Art. 1.464 – Tem o credor direito a verificar o estado do veículo empenhado, inspecionando-o onde se achar, por si ou por pessoa que credenciar.
Lei 10.406/2002 – Acesso em 02/03/2026
O Artigo 1.464 do Código Civil de 2002 confere ao credor pignoratício um importante direito acessório à garantia real: a prerrogativa de verificar o estado do veículo empenhado. Esta disposição legal visa proteger o interesse do credor, assegurando que o bem dado em penhor mantenha sua integridade e valor, elementos cruciais para a efetividade da garantia. A penhora de veículos, embora menos comum que a hipoteca, é uma modalidade de garantia que exige atenção especial à conservação do bem, dada sua natureza móvel e sujeita a depreciação.
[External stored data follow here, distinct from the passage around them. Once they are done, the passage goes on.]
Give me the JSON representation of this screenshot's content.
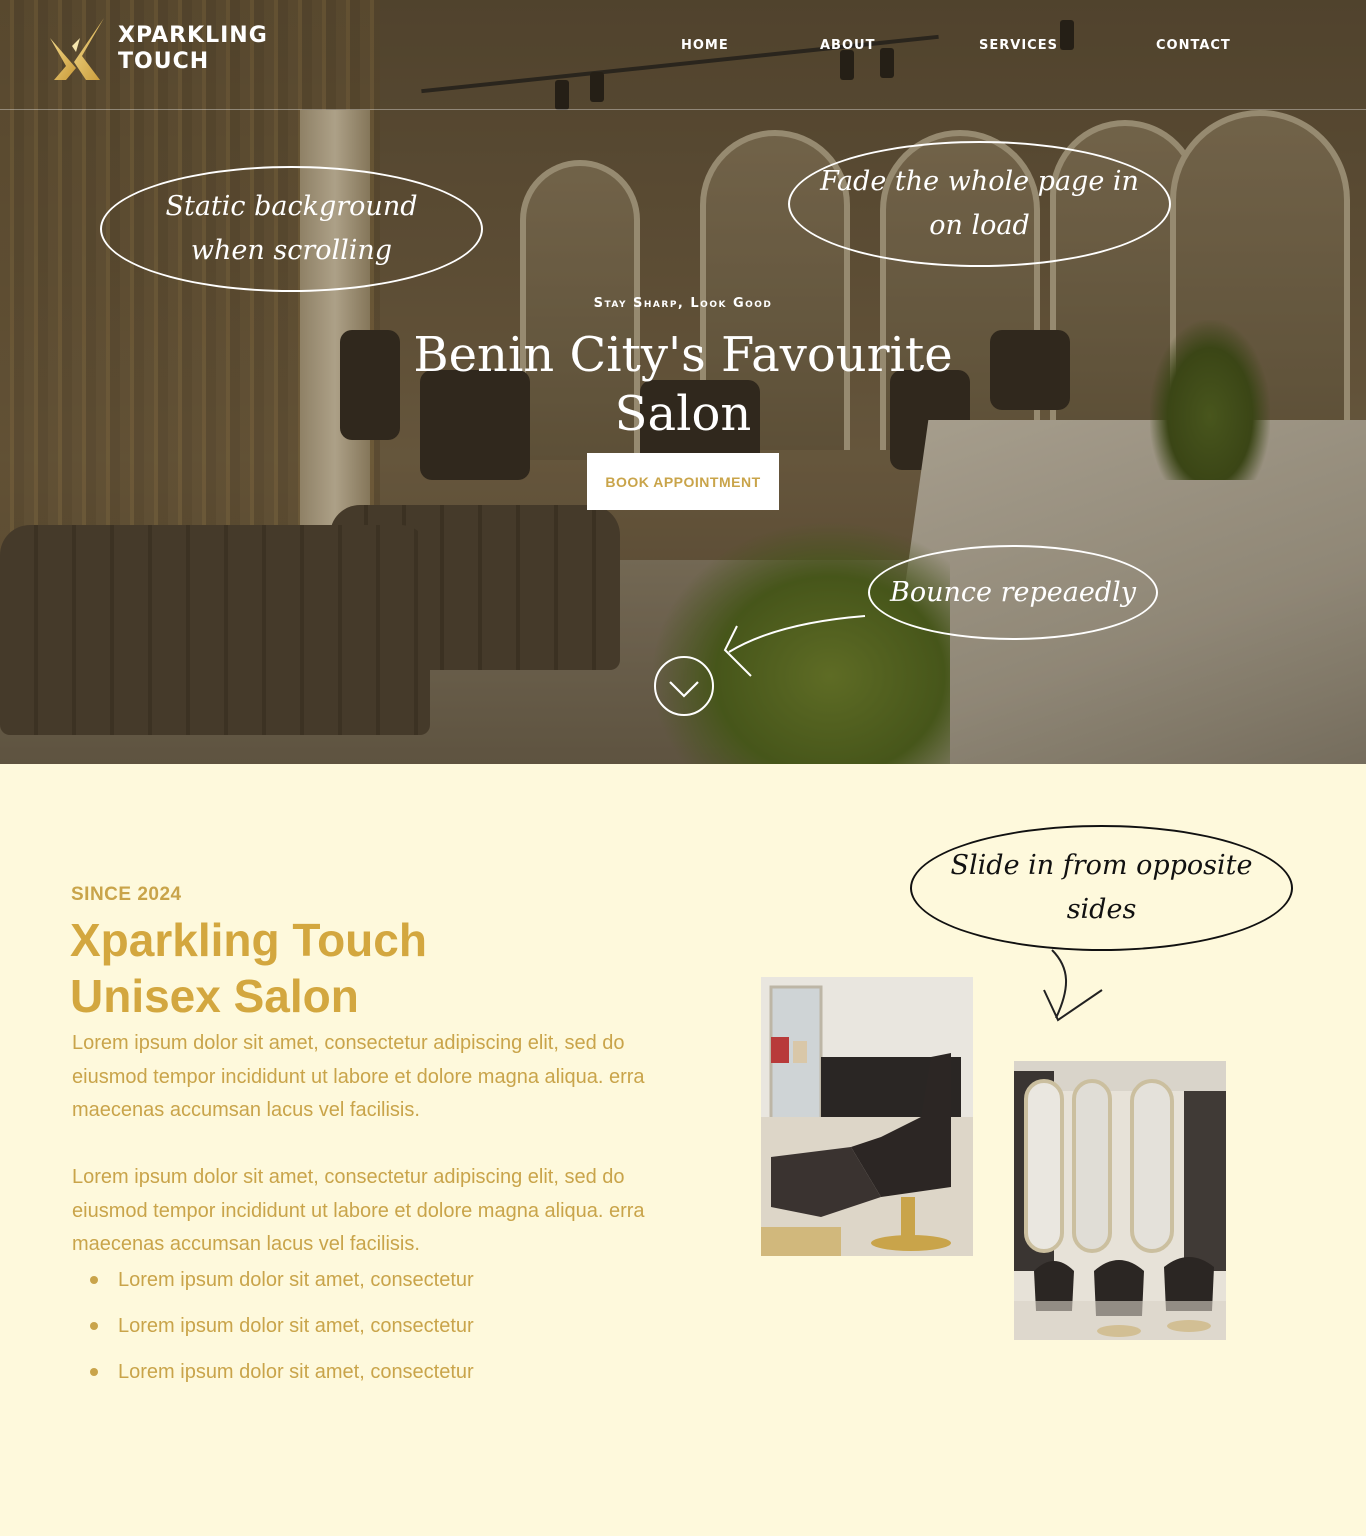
{
  "brand": {
    "line1": "XPARKLING",
    "line2": "TOUCH"
  },
  "nav": {
    "items": [
      "HOME",
      "ABOUT",
      "SERVICES",
      "CONTACT"
    ]
  },
  "hero": {
    "tagline": "Stay Sharp, Look Good",
    "title": "Benin City's Favourite Salon",
    "cta": "BOOK APPOINTMENT"
  },
  "annotations": {
    "static_bg": [
      "Static background",
      "when scrolling"
    ],
    "fade": [
      "Fade the whole page in",
      "on load"
    ],
    "bounce": [
      "Bounce repeaedly"
    ],
    "slide": [
      "Slide in from opposite",
      "sides"
    ]
  },
  "about": {
    "since": "SINCE 2024",
    "title_line1": "Xparkling Touch",
    "title_line2": "Unisex Salon",
    "paragraphs": [
      "Lorem ipsum dolor sit amet, consectetur adipiscing elit, sed do eiusmod tempor incididunt ut labore et dolore magna aliqua. erra maecenas accumsan lacus vel facilisis.",
      "Lorem ipsum dolor sit amet, consectetur adipiscing elit, sed do eiusmod tempor incididunt ut labore et dolore magna aliqua. erra maecenas accumsan lacus vel facilisis."
    ],
    "bullets": [
      "Lorem ipsum dolor sit amet, consectetur",
      "Lorem ipsum dolor sit amet, consectetur",
      "Lorem ipsum dolor sit amet, consectetur"
    ]
  },
  "colors": {
    "gold": "#c9a44a",
    "cream": "#fef9dc",
    "white": "#ffffff"
  },
  "icons": {
    "logo": "x-sparkle-logo",
    "scroll": "chevron-down-icon",
    "arrow": "curved-arrow-icon"
  }
}
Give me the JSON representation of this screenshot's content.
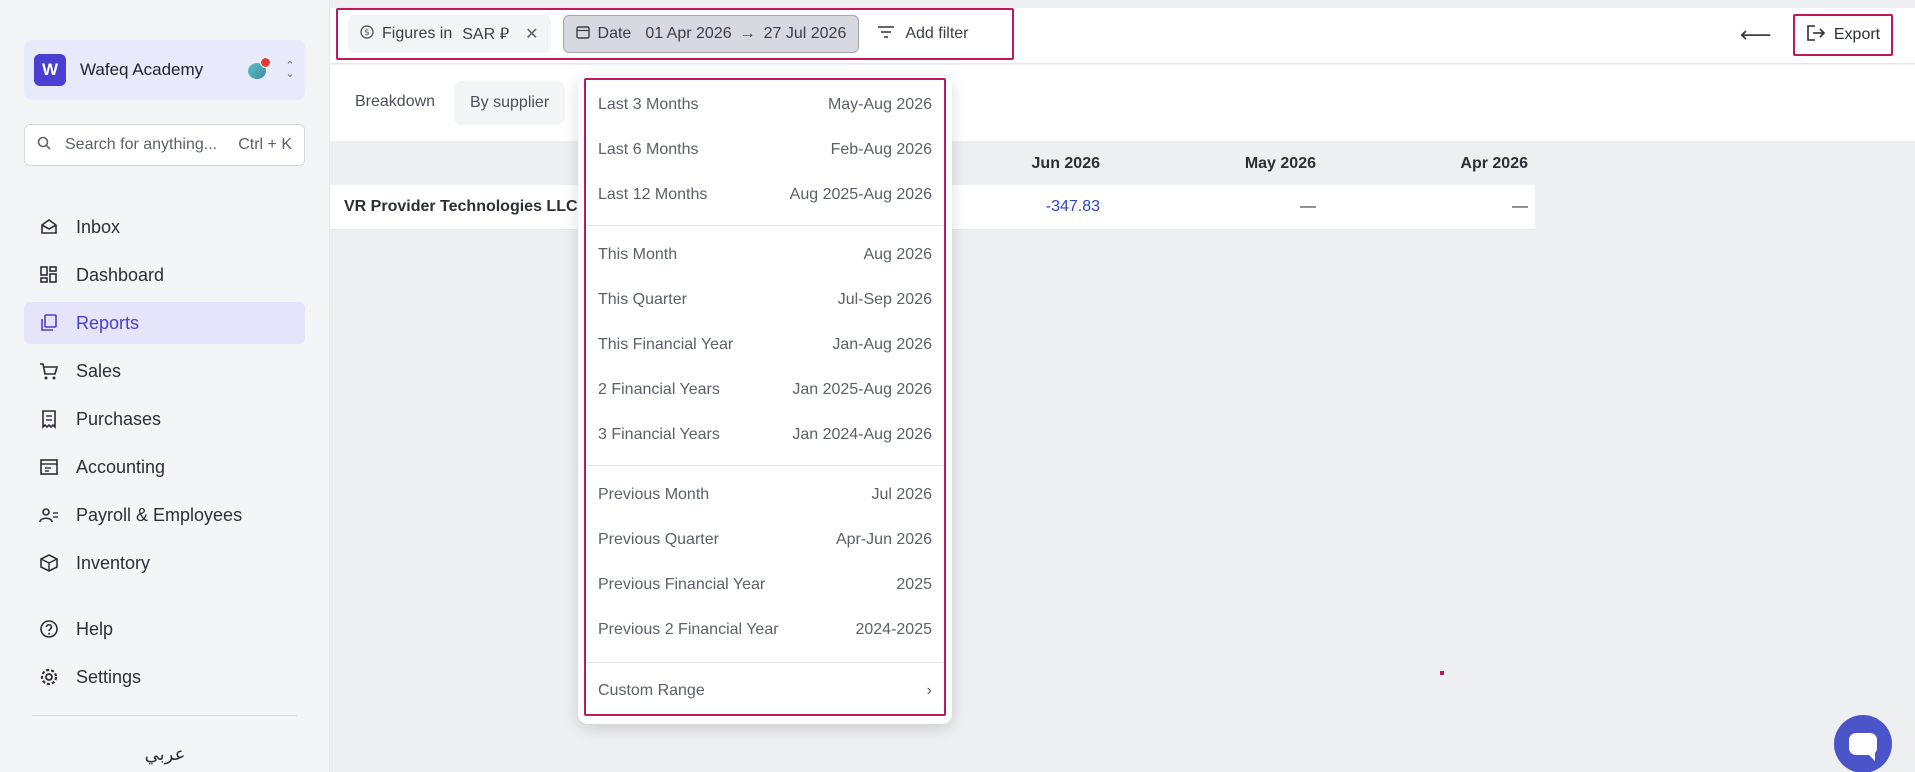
{
  "sidebar": {
    "org_name": "Wafeq Academy",
    "org_logo": "W",
    "search_placeholder": "Search for anything...",
    "search_shortcut": "Ctrl + K",
    "nav": [
      {
        "label": "Inbox",
        "icon": "inbox-icon"
      },
      {
        "label": "Dashboard",
        "icon": "dashboard-icon"
      },
      {
        "label": "Reports",
        "icon": "reports-icon",
        "active": true
      },
      {
        "label": "Sales",
        "icon": "cart-icon"
      },
      {
        "label": "Purchases",
        "icon": "receipt-icon"
      },
      {
        "label": "Accounting",
        "icon": "ledger-icon"
      },
      {
        "label": "Payroll & Employees",
        "icon": "people-icon"
      },
      {
        "label": "Inventory",
        "icon": "box-icon"
      }
    ],
    "nav_bottom": [
      {
        "label": "Help",
        "icon": "help-icon"
      },
      {
        "label": "Settings",
        "icon": "gear-icon"
      }
    ],
    "language": "عربي"
  },
  "topbar": {
    "figures_label": "Figures in",
    "currency": "SAR ⃁",
    "date_label": "Date",
    "date_from": "01 Apr 2026",
    "date_to": "27 Jul 2026",
    "add_filter": "Add filter",
    "export": "Export"
  },
  "breakdown": {
    "label": "Breakdown",
    "option": "By supplier"
  },
  "table": {
    "headers": [
      "Jun 2026",
      "May 2026",
      "Apr 2026"
    ],
    "rows": [
      {
        "supplier": "VR Provider Technologies LLC",
        "values": [
          "-347.83",
          "—",
          "—"
        ]
      }
    ]
  },
  "date_menu": {
    "groups": [
      [
        {
          "label": "Last 3 Months",
          "range": "May-Aug 2026"
        },
        {
          "label": "Last 6 Months",
          "range": "Feb-Aug 2026"
        },
        {
          "label": "Last 12 Months",
          "range": "Aug 2025-Aug 2026"
        }
      ],
      [
        {
          "label": "This Month",
          "range": "Aug 2026"
        },
        {
          "label": "This Quarter",
          "range": "Jul-Sep 2026"
        },
        {
          "label": "This Financial Year",
          "range": "Jan-Aug 2026"
        },
        {
          "label": "2 Financial Years",
          "range": "Jan 2025-Aug 2026"
        },
        {
          "label": "3 Financial Years",
          "range": "Jan 2024-Aug 2026"
        }
      ],
      [
        {
          "label": "Previous Month",
          "range": "Jul 2026"
        },
        {
          "label": "Previous Quarter",
          "range": "Apr-Jun 2026"
        },
        {
          "label": "Previous Financial Year",
          "range": "2025"
        },
        {
          "label": "Previous 2 Financial Year",
          "range": "2024-2025"
        }
      ]
    ],
    "custom_range": "Custom Range"
  },
  "colors": {
    "accent": "#4b3fd1",
    "highlight_border": "#c0185a",
    "negative_value": "#2e43c9"
  }
}
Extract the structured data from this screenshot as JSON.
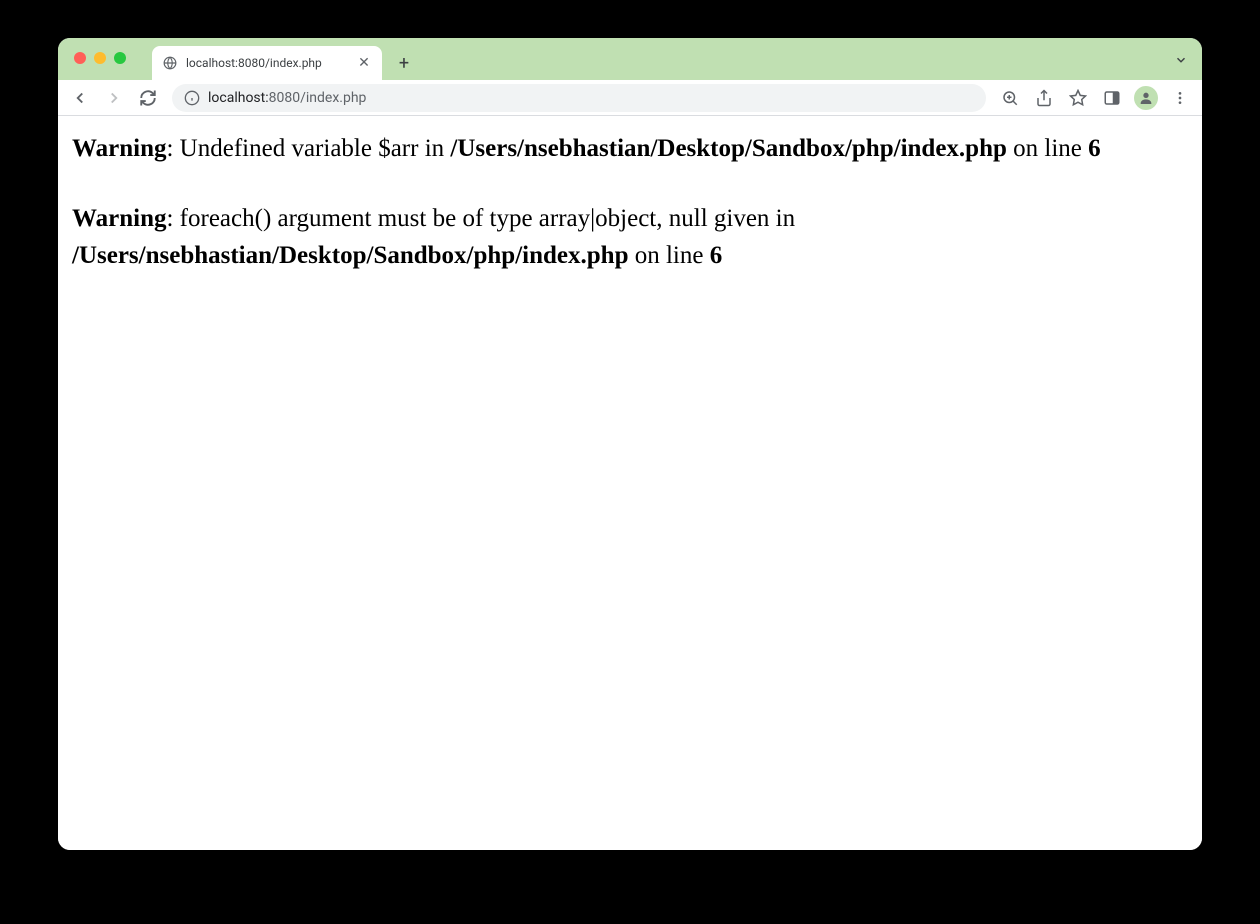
{
  "window": {
    "tab": {
      "title": "localhost:8080/index.php"
    },
    "address": {
      "host": "localhost:",
      "path": "8080/index.php"
    }
  },
  "page": {
    "warnings": [
      {
        "label": "Warning",
        "message": ": Undefined variable $arr in ",
        "file": "/Users/nsebhastian/Desktop/Sandbox/php/index.php",
        "on_line": " on line ",
        "line_number": "6"
      },
      {
        "label": "Warning",
        "message": ": foreach() argument must be of type array|object, null given in ",
        "file": "/Users/nsebhastian/Desktop/Sandbox/php/index.php",
        "on_line": " on line ",
        "line_number": "6"
      }
    ]
  }
}
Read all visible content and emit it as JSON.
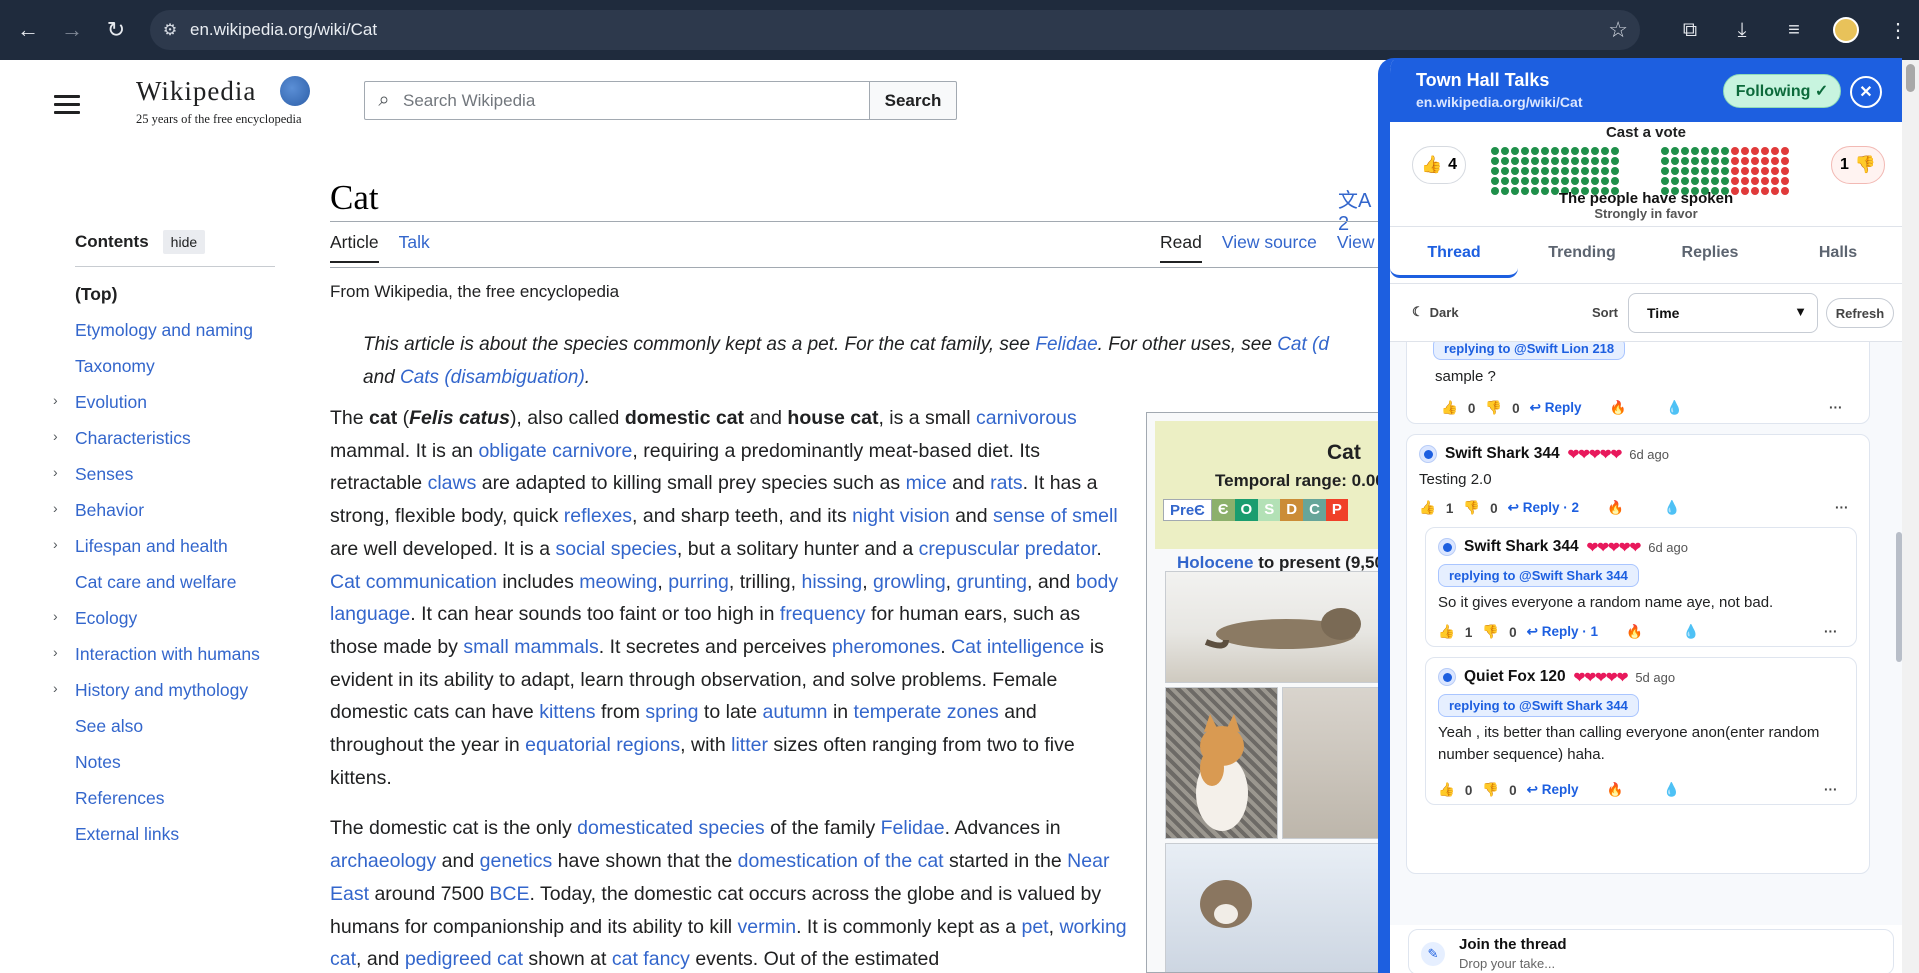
{
  "browser": {
    "url": "en.wikipedia.org/wiki/Cat"
  },
  "wiki": {
    "logo_word": "Wikipedia",
    "logo_tagline": "25 years of the free encyclopedia",
    "search_placeholder": "Search Wikipedia",
    "search_button": "Search",
    "toc": {
      "title": "Contents",
      "hide": "hide",
      "items": [
        {
          "label": "(Top)",
          "expandable": false
        },
        {
          "label": "Etymology and naming",
          "expandable": false
        },
        {
          "label": "Taxonomy",
          "expandable": false
        },
        {
          "label": "Evolution",
          "expandable": true
        },
        {
          "label": "Characteristics",
          "expandable": true
        },
        {
          "label": "Senses",
          "expandable": true
        },
        {
          "label": "Behavior",
          "expandable": true
        },
        {
          "label": "Lifespan and health",
          "expandable": true
        },
        {
          "label": "Cat care and welfare",
          "expandable": false
        },
        {
          "label": "Ecology",
          "expandable": true
        },
        {
          "label": "Interaction with humans",
          "expandable": true
        },
        {
          "label": "History and mythology",
          "expandable": true
        },
        {
          "label": "See also",
          "expandable": false
        },
        {
          "label": "Notes",
          "expandable": false
        },
        {
          "label": "References",
          "expandable": false
        },
        {
          "label": "External links",
          "expandable": false
        }
      ]
    },
    "title": "Cat",
    "lang_count": "2",
    "tabs_left": [
      "Article",
      "Talk"
    ],
    "tabs_right": [
      "Read",
      "View source",
      "View"
    ],
    "from": "From Wikipedia, the free encyclopedia",
    "hatnote": {
      "t1": "This article is about the species commonly kept as a pet. For the cat family, see ",
      "l1": "Felidae",
      "t2": ". For other uses, see ",
      "l2": "Cat (d",
      "t3": "and ",
      "l3": "Cats (disambiguation)",
      "t4": "."
    },
    "infobox": {
      "title": "Cat",
      "range": "Temporal range: 0.00",
      "geo": [
        "PreЄ",
        "Є",
        "O",
        "S",
        "D",
        "C",
        "P"
      ],
      "holo_link": "Holocene",
      "holo_rest": " to present (9,50"
    }
  },
  "townhall": {
    "name": "Town Hall Talks",
    "url": "en.wikipedia.org/wiki/Cat",
    "follow": "Following ✓",
    "vote_title": "Cast a vote",
    "up_count": "4",
    "down_count": "1",
    "vote_status": "The people have spoken",
    "vote_sub": "Strongly in favor",
    "tabs": [
      "Thread",
      "Trending",
      "Replies",
      "Halls"
    ],
    "dark_label": "Dark",
    "sort_label": "Sort",
    "sort_value": "Time",
    "refresh": "Refresh",
    "comments": [
      {
        "reply_to": "replying to @Swift Lion 218",
        "text": "sample ?",
        "up": "0",
        "down": "0",
        "reply": "Reply"
      },
      {
        "author": "Swift Shark 344",
        "ago": "6d ago",
        "text": "Testing 2.0",
        "up": "1",
        "down": "0",
        "reply": "Reply · 2"
      },
      {
        "author": "Swift Shark 344",
        "ago": "6d ago",
        "reply_to": "replying to @Swift Shark 344",
        "text": "So it gives everyone a random name aye, not bad.",
        "up": "1",
        "down": "0",
        "reply": "Reply · 1"
      },
      {
        "author": "Quiet Fox 120",
        "ago": "5d ago",
        "reply_to": "replying to @Swift Shark 344",
        "text": "Yeah , its better than calling everyone anon(enter random number sequence)  haha.",
        "up": "0",
        "down": "0",
        "reply": "Reply"
      }
    ],
    "join_title": "Join the thread",
    "join_sub": "Drop your take..."
  }
}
A norma estabelece que a inspeção pode ser realizada pelo próprio credor ou por pessoa por ele credenciada, o que confere flexibilidade e praticidade ao exercício desse direito. A possibilidade de credenciar terceiros, como peritos ou avaliadores, é fundamental para garantir uma análise técnica e imparcial do estado do bem, especialmente em casos de veículos de maior valor ou complexidade. A doutrina majoritária entende que este direito decorre do princípio da boa-fé objetiva e do dever de conservação do bem pelo devedor, inerente à constituição da garantia.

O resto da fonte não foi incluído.